A 40-year-old Bronx man has been sentenced to 15 years in prison for enticing minor children to send him nude and sexually explicit photographs and videos of themselves over the internet. On April 5 of this year, Jonathan Skolnick, 40, of The Bronx, pled guilty before U.S. Judge Colleen McMahon, who imposed the sentence. Damian Williams, U.S. attorney for the Southern District of New York, made the announcement on Oct. 6, when Skolnick was sentenced.
In the context of the announcement, Williams said, “For approximately seven years, Jonathan Skolnick abused his position of trust as an associate principal and teacher in New York City schools by posing as a teenage girl online and successfully enticing minor victims, including his own students, to send him child pornography.” He added, “This lengthy prison sentence holds Skolnick accountable for his horrific crimes and the extraordinary harm and trauma he caused to many minor victims and their families.”
According to the charges, court documents, and based on statements made in open court, between in or around August 2012 and in or around June 2018, Skolnick worked as a high school teacher at a school in Brooklyn. In or around July 2018, he became an associate principal at a middle school in The Bronx, where he worked until his arrest in September 2019.
According to the prosecution, while in those roles, Skolnick posed as a teenage girl online, contacted minor victims by email, social media message, and text message, engaged in sexually explicit conversations with the minor victims, and enticed the minor victims to send him nude and sexually explicit photographs and videos. Many of the minor victims were students at the schools where Skolnick worked.
According to the prosecution, during the time period of his crimes, Skolnick used at least 21 different email and social media accounts to contact nearly 100 different individuals and solicit nude and sexually explicit images and videos. When certain minor victims stopped communicating with him, Skolnick threatened to release the photographs and images that the minor victims had sent.
Norwood News has previously reported on a letter sent to Facebook CEO, Mark Zuckerberg, by by New York Attorney General Letitia James in which she urged him to abandon plans to launch a version of Instagram for children under the age of 13, in efforts to protect children from potential online predators. (It was not specified in the Skolnick case which apps, if any, were used to communicate with the impacted children.)
In addition to his 15-year prison term, Skolnick was sentenced to five years of supervised release.
Williams praised what he called the outstanding investigative work of the FBI and the NYPD. The prosecution is being handled by the Office’s General Crimes Unit.
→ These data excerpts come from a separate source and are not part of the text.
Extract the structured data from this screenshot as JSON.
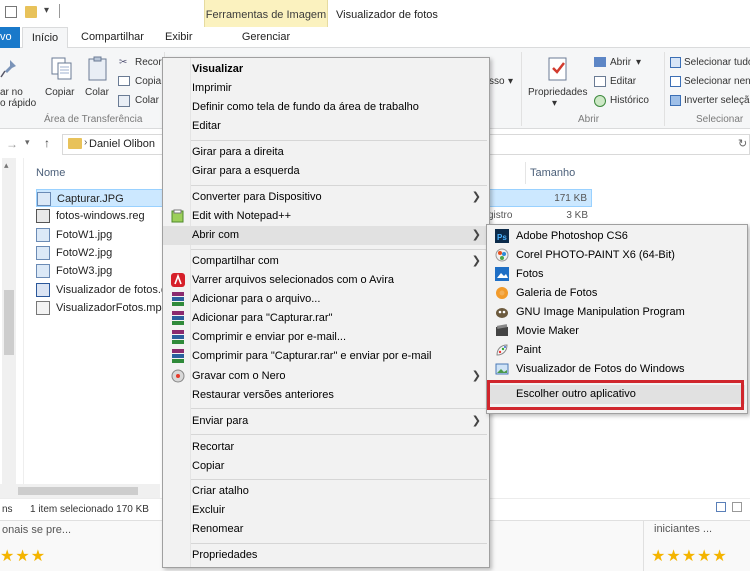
{
  "titlebar": {
    "contextual_tab_label": "Ferramentas de Imagem",
    "title": "Visualizador de fotos"
  },
  "tabs": {
    "file": "vo",
    "home": "Início",
    "share": "Compartilhar",
    "view": "Exibir",
    "manage": "Gerenciar"
  },
  "ribbon": {
    "pin": [
      "ar no",
      "o rápido"
    ],
    "copy": "Copiar",
    "paste": "Colar",
    "cut": "Recor",
    "copy_path": "Copia",
    "paste_shortcut": "Colar",
    "clipboard_group": "Área de Transferência",
    "move_sso": "sso",
    "properties": "Propriedades",
    "open": "Abrir",
    "edit": "Editar",
    "history": "Histórico",
    "open_group": "Abrir",
    "select_all": "Selecionar tudo",
    "select_none": "Selecionar nenh",
    "invert_selection": "Inverter seleçã",
    "select_group": "Selecionar"
  },
  "address": {
    "path": "Daniel Olibon"
  },
  "list": {
    "header_name": "Nome",
    "header_size": "Tamanho",
    "files": [
      {
        "name": "Capturar.JPG",
        "size": "171 KB",
        "type": ""
      },
      {
        "name": "fotos-windows.reg",
        "size": "3 KB",
        "type": "gistro"
      },
      {
        "name": "FotoW1.jpg",
        "size": "",
        "type": ""
      },
      {
        "name": "FotoW2.jpg",
        "size": "",
        "type": ""
      },
      {
        "name": "FotoW3.jpg",
        "size": "",
        "type": ""
      },
      {
        "name": "Visualizador de fotos.d",
        "size": "",
        "type": ""
      },
      {
        "name": "VisualizadorFotos.mp4",
        "size": "",
        "type": ""
      }
    ]
  },
  "status": {
    "left": "ns",
    "selection": "1 item selecionado  170 KB"
  },
  "web": {
    "snippet_left": "onais se pre...",
    "snippet_right": "iniciantes ...",
    "stars_left": "★★★",
    "stars_right": "★★★★★"
  },
  "context_menu": {
    "items": [
      {
        "label": "Visualizar"
      },
      {
        "label": "Imprimir"
      },
      {
        "label": "Definir como tela de fundo da área de trabalho"
      },
      {
        "label": "Editar"
      },
      {
        "label": "Girar para a direita"
      },
      {
        "label": "Girar para a esquerda"
      },
      {
        "label": "Converter para Dispositivo"
      },
      {
        "label": "Edit with Notepad++"
      },
      {
        "label": "Abrir com"
      },
      {
        "label": "Compartilhar com"
      },
      {
        "label": "Varrer arquivos selecionados com o Avira"
      },
      {
        "label": "Adicionar para o arquivo..."
      },
      {
        "label": "Adicionar para \"Capturar.rar\""
      },
      {
        "label": "Comprimir e enviar por e-mail..."
      },
      {
        "label": "Comprimir para \"Capturar.rar\" e enviar por e-mail"
      },
      {
        "label": "Gravar com o Nero"
      },
      {
        "label": "Restaurar versões anteriores"
      },
      {
        "label": "Enviar para"
      },
      {
        "label": "Recortar"
      },
      {
        "label": "Copiar"
      },
      {
        "label": "Criar atalho"
      },
      {
        "label": "Excluir"
      },
      {
        "label": "Renomear"
      },
      {
        "label": "Propriedades"
      }
    ]
  },
  "open_with_menu": {
    "items": [
      {
        "label": "Adobe Photoshop CS6"
      },
      {
        "label": "Corel PHOTO-PAINT X6 (64-Bit)"
      },
      {
        "label": "Fotos"
      },
      {
        "label": "Galeria de Fotos"
      },
      {
        "label": "GNU Image Manipulation Program"
      },
      {
        "label": "Movie Maker"
      },
      {
        "label": "Paint"
      },
      {
        "label": "Visualizador de Fotos do Windows"
      },
      {
        "label": "Escolher outro aplicativo"
      }
    ]
  },
  "colors": {
    "highlight_box": "#d0262d",
    "file_tab": "#1979ca",
    "contextual_band": "#fbf2bf"
  }
}
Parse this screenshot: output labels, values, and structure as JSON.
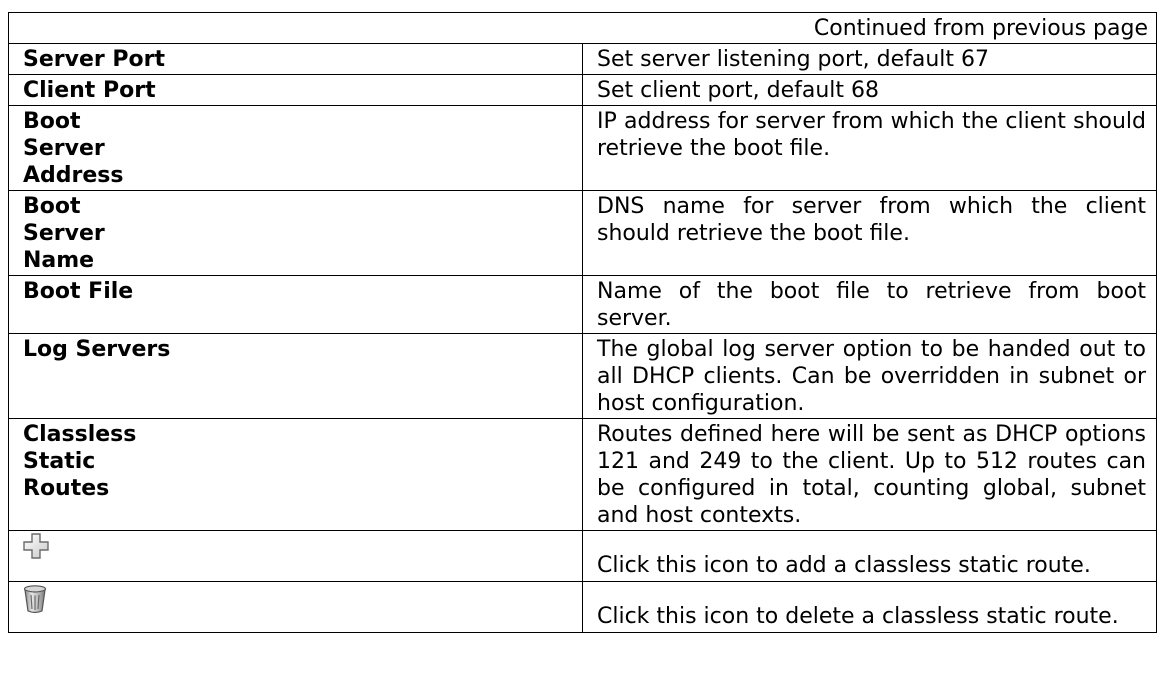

Assistant U.S. attorneys, Elizabeth A. Espinosa and Rebecca T. Dell, are in charge of the prosecution.
Without identifying any victims either directly or indirectly, Norwood News asked the prosecution team if they could provide any further information about which Bronx neighborhood or school was impacted by the case. We will update this story should we receive more information. The Bronx Times previously reported that Skolnick had previously worked until September 2019 at Salanter Akiba Riverdale Academy (SAR), located at 655 West 254th Street in Riverdale.